I, for one, am all in.
This is an interesting and urgent perspective, but it oversimplifies some key challenges. Ocean fertilization may be a viable carbon removal strategy, but it’s far from a risk-free “only game in town.” Large-scale interventions could disrupt marine ecosystems, trigger dead zones, or result in carbon quickly re-released into the atmosphere. Past experiments have shown mixed results, and international regulations exist for a reason.
Dismissing emissions reduction as too slow is also misleading—removing carbon while continuing to emit at current rates is like bailing out a sinking ship without plugging the hole. A diverse approach combining emissions cuts, ocean and land-based CDR, and responsible climate interventions is far more realistic than betting everything on one high-risk method. Urgency is crucial, but so is scientific caution.
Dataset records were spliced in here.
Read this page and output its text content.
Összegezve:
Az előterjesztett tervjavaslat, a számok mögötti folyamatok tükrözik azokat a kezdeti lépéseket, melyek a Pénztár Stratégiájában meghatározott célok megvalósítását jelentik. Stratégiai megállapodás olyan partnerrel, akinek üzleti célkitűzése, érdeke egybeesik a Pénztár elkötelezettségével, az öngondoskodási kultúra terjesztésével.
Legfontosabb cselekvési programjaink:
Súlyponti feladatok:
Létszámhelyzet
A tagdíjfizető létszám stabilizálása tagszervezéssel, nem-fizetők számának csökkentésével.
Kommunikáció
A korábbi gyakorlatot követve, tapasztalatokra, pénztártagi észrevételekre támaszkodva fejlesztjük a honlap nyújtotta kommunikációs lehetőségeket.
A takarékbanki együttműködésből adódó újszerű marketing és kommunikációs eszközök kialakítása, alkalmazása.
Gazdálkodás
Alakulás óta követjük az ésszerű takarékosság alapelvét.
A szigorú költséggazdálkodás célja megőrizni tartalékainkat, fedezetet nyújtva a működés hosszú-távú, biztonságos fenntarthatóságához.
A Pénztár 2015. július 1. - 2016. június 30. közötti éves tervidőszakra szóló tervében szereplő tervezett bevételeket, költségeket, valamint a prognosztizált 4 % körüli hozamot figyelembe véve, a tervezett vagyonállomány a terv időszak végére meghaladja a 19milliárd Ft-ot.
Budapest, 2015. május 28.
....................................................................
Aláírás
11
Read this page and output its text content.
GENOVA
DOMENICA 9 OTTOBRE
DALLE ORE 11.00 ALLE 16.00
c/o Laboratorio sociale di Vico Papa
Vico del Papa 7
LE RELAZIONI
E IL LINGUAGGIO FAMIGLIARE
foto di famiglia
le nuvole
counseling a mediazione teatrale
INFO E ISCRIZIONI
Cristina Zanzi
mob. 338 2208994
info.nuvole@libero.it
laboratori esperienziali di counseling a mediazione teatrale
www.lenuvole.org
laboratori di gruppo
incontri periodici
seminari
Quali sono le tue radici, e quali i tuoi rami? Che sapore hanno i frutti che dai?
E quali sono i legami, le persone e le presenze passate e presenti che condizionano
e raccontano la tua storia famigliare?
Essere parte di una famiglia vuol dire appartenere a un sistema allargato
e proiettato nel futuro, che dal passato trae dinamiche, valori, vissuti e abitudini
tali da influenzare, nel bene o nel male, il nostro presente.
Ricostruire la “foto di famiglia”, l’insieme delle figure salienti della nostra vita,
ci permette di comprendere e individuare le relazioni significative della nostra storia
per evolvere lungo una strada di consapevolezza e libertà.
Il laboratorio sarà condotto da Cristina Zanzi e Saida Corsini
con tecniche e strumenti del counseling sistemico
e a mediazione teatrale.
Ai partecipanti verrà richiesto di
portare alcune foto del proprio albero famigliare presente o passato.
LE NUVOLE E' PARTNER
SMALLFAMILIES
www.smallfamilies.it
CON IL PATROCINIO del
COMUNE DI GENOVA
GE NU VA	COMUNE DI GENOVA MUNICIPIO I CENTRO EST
The thing that's killing the coral in the Gulf of America is mostly human fecal material. If we want to restore the former abundance, we have to get the nutrients in balance. We are not talking about dumping something in a pristine natural environment. We're talking about treating a ocean sized cesspool to make it less toxic And become again a productive part of the environment.
Every ecosystem has one nutrient that gets depleted and limits life. It's not always iron. But when it is, that's an easy one to fix. It's not a reactant. It's not a food. It's a vitamin! A micronutrient. We can afford that! Let solar powered self-replicating nanobots grow exponentially to clean all the pollution. By that I mean phytoplankton!